If you’d like to see any other features implemented that marry SyntaxEditor and Oslo together even further, feel free to post comments or email us.

Filed under: Actipro, New product, WPF

Comments (6) -

May 31, 2009 at 20:46  

Aykut Kilic Turkey

Great feature.

What about auto-completing?

May 31, 2009 at 20:58  

Bill Henning (Actipro) United States

Hi Aykut,

We're open to expanding functionality for the add-on.  The public beta doesn't have hooks to drive syntax/semantic parsing yet, but that sort of ting will be added in future builds.  Along with this, AST support will be added.

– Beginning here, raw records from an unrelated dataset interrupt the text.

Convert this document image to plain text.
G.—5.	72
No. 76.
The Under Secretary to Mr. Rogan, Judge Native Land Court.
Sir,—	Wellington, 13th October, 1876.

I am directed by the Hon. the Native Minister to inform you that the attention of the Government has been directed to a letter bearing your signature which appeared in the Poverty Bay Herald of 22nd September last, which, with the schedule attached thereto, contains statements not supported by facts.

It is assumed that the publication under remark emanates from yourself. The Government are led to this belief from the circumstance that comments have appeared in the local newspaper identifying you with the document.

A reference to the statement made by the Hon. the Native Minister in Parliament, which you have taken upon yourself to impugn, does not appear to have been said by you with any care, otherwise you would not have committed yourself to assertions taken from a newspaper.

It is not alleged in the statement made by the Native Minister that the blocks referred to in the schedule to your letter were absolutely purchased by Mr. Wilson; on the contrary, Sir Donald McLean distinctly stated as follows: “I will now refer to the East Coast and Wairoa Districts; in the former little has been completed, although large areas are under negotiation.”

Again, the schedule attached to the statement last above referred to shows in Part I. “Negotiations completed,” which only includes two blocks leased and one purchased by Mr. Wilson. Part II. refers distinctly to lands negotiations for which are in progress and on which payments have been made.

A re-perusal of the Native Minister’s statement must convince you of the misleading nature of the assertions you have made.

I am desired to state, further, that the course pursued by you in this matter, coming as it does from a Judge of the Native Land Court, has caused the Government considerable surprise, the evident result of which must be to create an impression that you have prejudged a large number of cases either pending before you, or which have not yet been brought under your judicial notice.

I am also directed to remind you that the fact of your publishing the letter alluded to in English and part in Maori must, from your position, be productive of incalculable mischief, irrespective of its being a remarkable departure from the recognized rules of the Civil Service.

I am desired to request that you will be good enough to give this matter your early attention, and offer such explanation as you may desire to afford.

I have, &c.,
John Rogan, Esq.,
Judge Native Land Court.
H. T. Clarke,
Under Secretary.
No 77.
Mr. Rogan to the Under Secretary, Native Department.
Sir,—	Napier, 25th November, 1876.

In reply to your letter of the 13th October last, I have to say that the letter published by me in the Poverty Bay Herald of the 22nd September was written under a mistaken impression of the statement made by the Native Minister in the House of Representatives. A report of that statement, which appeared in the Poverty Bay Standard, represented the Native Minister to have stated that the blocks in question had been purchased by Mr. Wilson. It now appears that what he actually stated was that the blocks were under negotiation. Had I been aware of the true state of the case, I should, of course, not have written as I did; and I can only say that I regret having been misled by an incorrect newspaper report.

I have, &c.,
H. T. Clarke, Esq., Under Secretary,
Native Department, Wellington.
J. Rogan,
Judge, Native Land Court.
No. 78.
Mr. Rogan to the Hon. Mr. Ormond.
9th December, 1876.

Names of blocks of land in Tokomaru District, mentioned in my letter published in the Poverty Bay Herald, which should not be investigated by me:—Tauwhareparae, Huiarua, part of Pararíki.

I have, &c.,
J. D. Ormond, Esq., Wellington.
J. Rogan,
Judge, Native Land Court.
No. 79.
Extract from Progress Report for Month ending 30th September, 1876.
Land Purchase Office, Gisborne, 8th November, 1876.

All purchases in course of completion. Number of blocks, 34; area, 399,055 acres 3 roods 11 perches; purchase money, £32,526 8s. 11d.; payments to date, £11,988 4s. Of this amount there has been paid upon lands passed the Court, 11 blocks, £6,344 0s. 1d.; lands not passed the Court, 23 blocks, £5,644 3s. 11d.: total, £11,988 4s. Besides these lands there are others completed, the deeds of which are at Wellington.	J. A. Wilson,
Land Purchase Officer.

MGrammar does probably give us enough information to build an AST.  However as for auto-complete, that may require you to examine the tokens and AST to determine what can be auto-completed.

If you have any suggestions in this area or other thoughts, please feel free to post or email them to us.

June 1, 2009 at 00:15  

Tim Fischer Germany

Hey Bill,

you have great products and you are at the edge with technologies.
We really love to see this!

Keep up the great work!


June 1, 2009 at 00:24  

Bill Henning (Actipro) United States

Thanks Tim... we have a number of other small but really useful new product features (not just for SyntaxEditor) coming soon.  Keep an eye on our blog for details.

November 28, 2009 at 17:37  

Rishi Gosalia United States

Antlr is a powerful parser generator. Any plans to be able to use antlr-based grammar file for syntax highlighting?

November 29, 2009 at 02:18  

Bill Henning (Actipro) United States


Actually we already have integration with ANTLR as well:

However it can only be used as a parser, not a lexer.  ANTLR doesn't support incremental lexing, thus we can't have it drive syntax highlighting.  We talked to Terence Parr about this a while back.